When you click on that button it opens a form in which you enter the 13-digit ISBN, choose a template, enter a publisher URL, and preview the result.

 

Click Insert and the shortcode is dropped into your post or page for you.

The Result

Data Source

This plugin uses images from BNC's Image Service and data from BiblioShare via a web service we've created called BiblioSimple that was designed specifically for display.

BiblioShare is a database of publisher-supplied ONIX data. ONIX allows publishers to describe books in great detail, and we can take advantage of that detail to do things like add Canadian flags when a contributor is identified as Canadian. (See the above image for example.)

Requirements

WordPress

To install plugins you need to be using the open-source blogging software from WordPress.org — not the WordPress.com platform which uses that software. Confused? Take a look at "WordPress.com vs WordPress.org" for clarification.

User Tokens

You need to apply for a user token before you can use the WordPress plugin. The token allows us to keep an eye on our server traffic. It also helps us troubleshoot any problems that might come up.

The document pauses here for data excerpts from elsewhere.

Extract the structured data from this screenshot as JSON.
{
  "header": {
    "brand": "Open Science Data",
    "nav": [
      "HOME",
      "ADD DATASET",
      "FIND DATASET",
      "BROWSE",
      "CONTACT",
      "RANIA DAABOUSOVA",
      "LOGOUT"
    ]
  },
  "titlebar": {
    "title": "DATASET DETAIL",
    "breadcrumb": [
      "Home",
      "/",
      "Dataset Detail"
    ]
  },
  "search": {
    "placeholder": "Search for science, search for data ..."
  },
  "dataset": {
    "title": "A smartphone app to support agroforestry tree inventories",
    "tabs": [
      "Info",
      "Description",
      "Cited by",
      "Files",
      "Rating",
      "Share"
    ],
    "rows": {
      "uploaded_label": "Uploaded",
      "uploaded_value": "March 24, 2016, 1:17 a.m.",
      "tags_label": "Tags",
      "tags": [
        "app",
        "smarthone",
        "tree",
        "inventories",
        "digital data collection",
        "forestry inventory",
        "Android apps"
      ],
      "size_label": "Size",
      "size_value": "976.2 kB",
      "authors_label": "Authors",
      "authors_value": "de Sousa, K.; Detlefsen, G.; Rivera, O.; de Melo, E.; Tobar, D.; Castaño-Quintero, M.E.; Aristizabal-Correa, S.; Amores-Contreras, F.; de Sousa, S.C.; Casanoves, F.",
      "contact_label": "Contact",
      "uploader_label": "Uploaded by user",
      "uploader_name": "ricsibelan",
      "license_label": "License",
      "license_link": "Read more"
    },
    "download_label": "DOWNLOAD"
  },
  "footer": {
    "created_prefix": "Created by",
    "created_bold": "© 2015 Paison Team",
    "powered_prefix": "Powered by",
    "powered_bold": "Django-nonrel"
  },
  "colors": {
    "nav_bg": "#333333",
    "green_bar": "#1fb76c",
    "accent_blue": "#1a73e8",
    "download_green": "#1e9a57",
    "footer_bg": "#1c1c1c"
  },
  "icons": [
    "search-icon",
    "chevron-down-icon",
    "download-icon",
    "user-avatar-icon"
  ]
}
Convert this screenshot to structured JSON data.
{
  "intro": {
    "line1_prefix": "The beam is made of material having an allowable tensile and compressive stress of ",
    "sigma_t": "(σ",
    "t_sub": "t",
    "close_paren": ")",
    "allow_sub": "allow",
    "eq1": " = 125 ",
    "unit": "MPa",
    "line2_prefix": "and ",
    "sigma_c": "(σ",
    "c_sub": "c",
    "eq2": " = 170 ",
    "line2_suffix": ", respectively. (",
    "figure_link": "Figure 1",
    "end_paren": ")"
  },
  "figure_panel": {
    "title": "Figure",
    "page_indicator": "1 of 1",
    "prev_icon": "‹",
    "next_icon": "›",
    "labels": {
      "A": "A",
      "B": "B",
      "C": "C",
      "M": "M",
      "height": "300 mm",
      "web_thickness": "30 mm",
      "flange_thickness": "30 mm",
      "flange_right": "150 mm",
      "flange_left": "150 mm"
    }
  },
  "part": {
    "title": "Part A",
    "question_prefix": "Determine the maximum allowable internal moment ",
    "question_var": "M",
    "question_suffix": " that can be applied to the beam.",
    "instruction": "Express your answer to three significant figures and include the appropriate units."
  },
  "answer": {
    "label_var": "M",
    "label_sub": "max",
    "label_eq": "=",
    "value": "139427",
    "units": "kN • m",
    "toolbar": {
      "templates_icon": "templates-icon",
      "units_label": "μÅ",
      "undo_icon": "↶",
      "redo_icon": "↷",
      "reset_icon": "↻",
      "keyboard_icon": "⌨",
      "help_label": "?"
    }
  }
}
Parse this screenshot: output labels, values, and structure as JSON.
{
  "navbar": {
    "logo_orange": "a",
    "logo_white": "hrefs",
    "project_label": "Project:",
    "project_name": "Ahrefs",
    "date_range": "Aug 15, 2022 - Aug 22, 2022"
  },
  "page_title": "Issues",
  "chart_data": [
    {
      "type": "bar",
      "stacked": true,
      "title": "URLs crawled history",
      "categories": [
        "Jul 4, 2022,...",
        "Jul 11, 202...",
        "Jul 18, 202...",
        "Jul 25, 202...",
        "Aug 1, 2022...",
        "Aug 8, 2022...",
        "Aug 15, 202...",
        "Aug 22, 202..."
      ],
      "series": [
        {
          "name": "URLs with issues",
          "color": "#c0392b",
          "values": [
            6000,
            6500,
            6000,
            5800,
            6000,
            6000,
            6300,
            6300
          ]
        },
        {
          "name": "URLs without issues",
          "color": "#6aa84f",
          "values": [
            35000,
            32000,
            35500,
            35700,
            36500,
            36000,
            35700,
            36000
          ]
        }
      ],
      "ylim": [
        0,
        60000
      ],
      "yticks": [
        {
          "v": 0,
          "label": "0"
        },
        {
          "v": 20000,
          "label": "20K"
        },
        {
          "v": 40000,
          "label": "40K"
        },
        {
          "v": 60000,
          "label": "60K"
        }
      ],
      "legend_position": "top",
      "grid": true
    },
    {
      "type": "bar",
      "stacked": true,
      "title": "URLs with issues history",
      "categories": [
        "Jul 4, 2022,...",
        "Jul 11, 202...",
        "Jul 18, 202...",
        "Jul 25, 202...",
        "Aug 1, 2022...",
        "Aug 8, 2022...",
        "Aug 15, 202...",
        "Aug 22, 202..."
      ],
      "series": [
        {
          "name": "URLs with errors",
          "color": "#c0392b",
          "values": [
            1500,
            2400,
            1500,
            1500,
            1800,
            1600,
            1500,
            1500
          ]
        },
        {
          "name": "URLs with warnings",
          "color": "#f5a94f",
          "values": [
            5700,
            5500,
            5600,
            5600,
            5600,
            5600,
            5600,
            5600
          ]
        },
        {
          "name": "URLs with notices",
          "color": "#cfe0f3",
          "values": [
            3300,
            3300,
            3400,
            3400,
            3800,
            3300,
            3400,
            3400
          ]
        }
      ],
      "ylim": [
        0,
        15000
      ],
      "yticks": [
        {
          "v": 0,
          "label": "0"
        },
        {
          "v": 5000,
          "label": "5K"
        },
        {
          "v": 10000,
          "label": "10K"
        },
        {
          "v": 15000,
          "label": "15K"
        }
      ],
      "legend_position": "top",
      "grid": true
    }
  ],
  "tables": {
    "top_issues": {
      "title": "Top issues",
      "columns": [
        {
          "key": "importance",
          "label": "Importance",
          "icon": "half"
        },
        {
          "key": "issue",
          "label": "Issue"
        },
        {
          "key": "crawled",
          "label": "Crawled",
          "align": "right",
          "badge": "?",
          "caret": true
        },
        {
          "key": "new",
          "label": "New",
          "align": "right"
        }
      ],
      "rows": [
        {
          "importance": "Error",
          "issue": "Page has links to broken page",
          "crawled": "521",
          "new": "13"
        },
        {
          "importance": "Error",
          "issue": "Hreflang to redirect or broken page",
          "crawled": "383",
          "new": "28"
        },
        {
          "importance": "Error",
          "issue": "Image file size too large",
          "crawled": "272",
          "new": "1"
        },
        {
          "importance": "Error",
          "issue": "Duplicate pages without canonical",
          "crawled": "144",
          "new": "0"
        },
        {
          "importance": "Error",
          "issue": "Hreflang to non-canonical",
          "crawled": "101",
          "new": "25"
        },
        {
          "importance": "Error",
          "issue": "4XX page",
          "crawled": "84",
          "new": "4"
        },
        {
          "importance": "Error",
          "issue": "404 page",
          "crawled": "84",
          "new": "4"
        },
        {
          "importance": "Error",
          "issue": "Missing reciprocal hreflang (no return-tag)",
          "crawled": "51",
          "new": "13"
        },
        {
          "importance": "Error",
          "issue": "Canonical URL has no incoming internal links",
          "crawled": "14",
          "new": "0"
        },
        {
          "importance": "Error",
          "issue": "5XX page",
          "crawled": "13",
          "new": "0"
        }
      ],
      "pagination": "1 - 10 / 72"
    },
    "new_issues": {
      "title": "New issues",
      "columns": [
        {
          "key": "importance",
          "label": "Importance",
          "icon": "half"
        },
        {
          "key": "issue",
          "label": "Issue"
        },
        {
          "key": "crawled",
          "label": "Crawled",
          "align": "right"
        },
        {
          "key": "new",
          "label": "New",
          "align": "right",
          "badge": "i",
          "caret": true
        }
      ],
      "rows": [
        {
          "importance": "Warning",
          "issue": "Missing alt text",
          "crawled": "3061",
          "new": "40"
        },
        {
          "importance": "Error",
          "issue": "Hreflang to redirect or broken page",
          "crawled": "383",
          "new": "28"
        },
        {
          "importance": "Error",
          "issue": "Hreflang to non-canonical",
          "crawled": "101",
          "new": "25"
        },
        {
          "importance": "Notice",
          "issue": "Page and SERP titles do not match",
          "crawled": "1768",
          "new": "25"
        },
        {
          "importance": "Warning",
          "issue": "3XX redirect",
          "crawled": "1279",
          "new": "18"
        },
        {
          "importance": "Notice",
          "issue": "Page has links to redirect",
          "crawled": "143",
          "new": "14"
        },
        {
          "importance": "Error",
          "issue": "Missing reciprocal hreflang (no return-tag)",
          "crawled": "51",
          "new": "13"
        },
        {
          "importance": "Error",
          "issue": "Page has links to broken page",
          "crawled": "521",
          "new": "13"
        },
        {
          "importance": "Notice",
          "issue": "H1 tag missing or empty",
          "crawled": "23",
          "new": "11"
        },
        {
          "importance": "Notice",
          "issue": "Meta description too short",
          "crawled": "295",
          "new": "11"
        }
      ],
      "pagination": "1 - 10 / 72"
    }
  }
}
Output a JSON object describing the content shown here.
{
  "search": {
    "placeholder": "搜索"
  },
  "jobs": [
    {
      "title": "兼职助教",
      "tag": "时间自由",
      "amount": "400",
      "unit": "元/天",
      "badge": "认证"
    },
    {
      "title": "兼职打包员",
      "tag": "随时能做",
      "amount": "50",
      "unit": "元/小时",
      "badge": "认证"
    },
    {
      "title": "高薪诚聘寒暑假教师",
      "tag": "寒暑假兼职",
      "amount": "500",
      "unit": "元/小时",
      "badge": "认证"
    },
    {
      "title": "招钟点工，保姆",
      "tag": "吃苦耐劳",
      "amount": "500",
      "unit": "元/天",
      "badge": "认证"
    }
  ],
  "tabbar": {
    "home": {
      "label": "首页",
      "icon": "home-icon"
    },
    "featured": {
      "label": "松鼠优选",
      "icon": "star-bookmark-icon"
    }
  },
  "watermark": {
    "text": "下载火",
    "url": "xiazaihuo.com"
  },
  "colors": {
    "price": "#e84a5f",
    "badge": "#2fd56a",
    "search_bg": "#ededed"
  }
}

You can request a developer/WordPress token by filling out and submitting this form.

Getting the Plugin

You can get it from the WordPress Plugin Directory.

OpenBook Wordpress Plugin

BookNet Canada collaborated with John Miedema, the creator of the OpenBook plugin. John is an Information Technology Architect with a Master of Library and Information Science degree who likes to work on open-source software such as the OpenBook Book Data WordPress plugin in his spare time.

The difference between the OpenBook plugin and the BiblioShare plugin is that the BiblioShare plugin only uses publisher-supplied data through BiblioShare and the OpenBook plugin has multiple data sources.